The trend picked up after rates on landlord mortgages jumped this year in response to higher inflation. In December 2021, average rates on two-year buy-to-let mortgages were 2.9 per cent. Today, they are 6.6 per cent, according to data provider Moneyfacts.

“The rush to incorporate started six years ago and the rise in interest rates has just exacerbated this. It’s become an even more pressing issue,” said Sean Randall, a partner at tax adviser Blick Rothenberg.

Line chart of Share of new purchases going into a limited company (%) showing Rise of UK corporate buy-to-let ownership

Though rates remain high, some competition is returning to the mortgage market. Many lenders are trimming their rates, as the outlook for UK inflation — and banks’ costs of funding — has improved. The Mortgage Works, the buy-to-let arm of Nationwide, this week announced it was cutting rates by up to 0.5 percentage points. TSB and NatWest also dropped rates on their buy-to-let ranges.

Being able to access more attractive rental cover ratios is another factor in the growth of limited company landlords.

When judging the viability of a loan, lenders look to ensure the rental income covers mortgage payments with room to spare. Chris Sykes, consultant at broker Private Finance, said the standard coverage was 145 per cent of the mortgage cost, “whereas it’s 125 per cent for properties held within a limited company, offering the potential to borrow more”.

However, he added that the rates charged on limited company borrowers were typically higher than those offered to individual owners.

BM Solutions, the buy-to-let arm of Lloyds Banking Group, this week said it would allow “top slicing” if borrowers were falling short of qualifying for a mortgage. This means they could include not just rental income, but a share of their earned income, to meet rental coverage requirements. 

Hamptons found that only 22 per cent of outstanding buy-to-let mortgages — the portion of the overall stock — were company-held. Three years ago, though, that figure was just 15 per cent. 

Switching ownership to a company structure typically incurs transaction costs: a landlord will pay stamp duty land tax in England and Northern Ireland (or a similar transaction tax in Scotland and Wales) and may face a capital gains tax bill when selling to the corporate vehicle. 
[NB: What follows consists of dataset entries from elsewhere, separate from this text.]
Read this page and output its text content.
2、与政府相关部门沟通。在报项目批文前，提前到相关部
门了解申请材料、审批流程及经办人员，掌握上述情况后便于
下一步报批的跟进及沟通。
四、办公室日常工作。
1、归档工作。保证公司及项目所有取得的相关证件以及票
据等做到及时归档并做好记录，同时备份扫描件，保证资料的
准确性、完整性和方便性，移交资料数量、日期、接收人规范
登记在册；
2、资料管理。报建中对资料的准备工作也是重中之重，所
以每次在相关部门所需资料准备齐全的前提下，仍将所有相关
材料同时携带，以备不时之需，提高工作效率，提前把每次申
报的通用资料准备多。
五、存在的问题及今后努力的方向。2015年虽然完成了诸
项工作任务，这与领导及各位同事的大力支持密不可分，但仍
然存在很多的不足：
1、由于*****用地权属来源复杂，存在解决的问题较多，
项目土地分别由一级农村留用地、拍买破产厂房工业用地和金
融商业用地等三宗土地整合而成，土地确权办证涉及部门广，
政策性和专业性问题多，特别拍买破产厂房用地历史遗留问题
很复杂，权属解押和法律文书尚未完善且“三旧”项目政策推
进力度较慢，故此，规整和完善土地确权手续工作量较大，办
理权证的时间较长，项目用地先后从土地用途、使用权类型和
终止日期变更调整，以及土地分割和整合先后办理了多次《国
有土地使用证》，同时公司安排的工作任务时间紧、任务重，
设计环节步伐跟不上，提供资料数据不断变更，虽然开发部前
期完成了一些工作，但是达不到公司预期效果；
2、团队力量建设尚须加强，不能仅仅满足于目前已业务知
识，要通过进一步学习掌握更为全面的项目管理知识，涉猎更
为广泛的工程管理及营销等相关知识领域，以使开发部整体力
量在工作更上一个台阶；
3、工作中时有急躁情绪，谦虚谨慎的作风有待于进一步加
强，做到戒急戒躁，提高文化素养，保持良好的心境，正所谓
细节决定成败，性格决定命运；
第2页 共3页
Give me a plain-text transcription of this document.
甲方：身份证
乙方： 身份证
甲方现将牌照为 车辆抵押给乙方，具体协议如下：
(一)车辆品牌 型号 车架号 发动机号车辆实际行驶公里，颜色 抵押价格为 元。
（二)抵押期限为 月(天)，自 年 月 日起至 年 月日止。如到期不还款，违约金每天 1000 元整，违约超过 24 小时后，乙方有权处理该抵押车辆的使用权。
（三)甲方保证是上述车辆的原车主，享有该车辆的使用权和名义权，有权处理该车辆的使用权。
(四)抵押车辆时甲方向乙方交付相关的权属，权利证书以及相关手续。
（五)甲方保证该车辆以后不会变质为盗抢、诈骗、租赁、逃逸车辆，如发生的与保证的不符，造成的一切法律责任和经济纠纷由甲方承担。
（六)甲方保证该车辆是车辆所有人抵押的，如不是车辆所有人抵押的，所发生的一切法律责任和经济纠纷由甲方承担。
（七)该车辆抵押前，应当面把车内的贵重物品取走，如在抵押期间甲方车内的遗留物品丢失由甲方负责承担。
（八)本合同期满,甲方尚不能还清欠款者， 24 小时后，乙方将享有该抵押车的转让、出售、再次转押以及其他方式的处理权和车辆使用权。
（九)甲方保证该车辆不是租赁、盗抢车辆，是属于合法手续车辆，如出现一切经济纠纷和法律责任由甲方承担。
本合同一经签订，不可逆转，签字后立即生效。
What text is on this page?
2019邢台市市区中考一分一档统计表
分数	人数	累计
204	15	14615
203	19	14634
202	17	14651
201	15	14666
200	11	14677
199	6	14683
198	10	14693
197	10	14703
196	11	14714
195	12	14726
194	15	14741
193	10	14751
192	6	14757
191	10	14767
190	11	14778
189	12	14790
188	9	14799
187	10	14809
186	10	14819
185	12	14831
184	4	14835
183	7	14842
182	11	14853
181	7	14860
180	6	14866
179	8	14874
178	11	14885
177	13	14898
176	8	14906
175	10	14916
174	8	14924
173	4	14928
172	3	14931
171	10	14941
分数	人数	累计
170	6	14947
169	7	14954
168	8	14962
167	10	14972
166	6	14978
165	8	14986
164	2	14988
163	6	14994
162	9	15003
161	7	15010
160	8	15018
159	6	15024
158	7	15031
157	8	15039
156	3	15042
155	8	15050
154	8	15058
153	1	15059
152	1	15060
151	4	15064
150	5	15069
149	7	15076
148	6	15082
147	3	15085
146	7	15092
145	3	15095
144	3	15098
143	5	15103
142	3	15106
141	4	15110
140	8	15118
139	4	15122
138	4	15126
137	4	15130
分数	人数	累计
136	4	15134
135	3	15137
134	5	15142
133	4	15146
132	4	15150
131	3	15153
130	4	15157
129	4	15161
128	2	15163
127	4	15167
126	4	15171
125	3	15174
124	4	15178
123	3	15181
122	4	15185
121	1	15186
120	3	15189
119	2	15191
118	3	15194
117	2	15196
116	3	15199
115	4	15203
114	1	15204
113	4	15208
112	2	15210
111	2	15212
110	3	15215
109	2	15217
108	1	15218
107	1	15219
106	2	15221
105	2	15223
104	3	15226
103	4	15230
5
Aneisha Beveridge, research director at Hamptons, said the share of new buy-to-let purchases going into a company was likely to be close to its ceiling. “There will always be some investors for whom owning homes in their own name will make the most sense,” she said. “The minority without a mortgage or lower-rate taxpayers will continue to prop up the number of homes held in personal names.”

The analysis also looked at regional variations, finding that rental properties in the north of England were most likely to be owned by a limited company. This reflected higher rental yields in the region, Beveridge said, a factor that appealed particularly to larger-scale portfolio landlords. 

“Interestingly, a quarter of all limited company buy-to-lets located in the north-east are owned by London-based limited companies,” she said.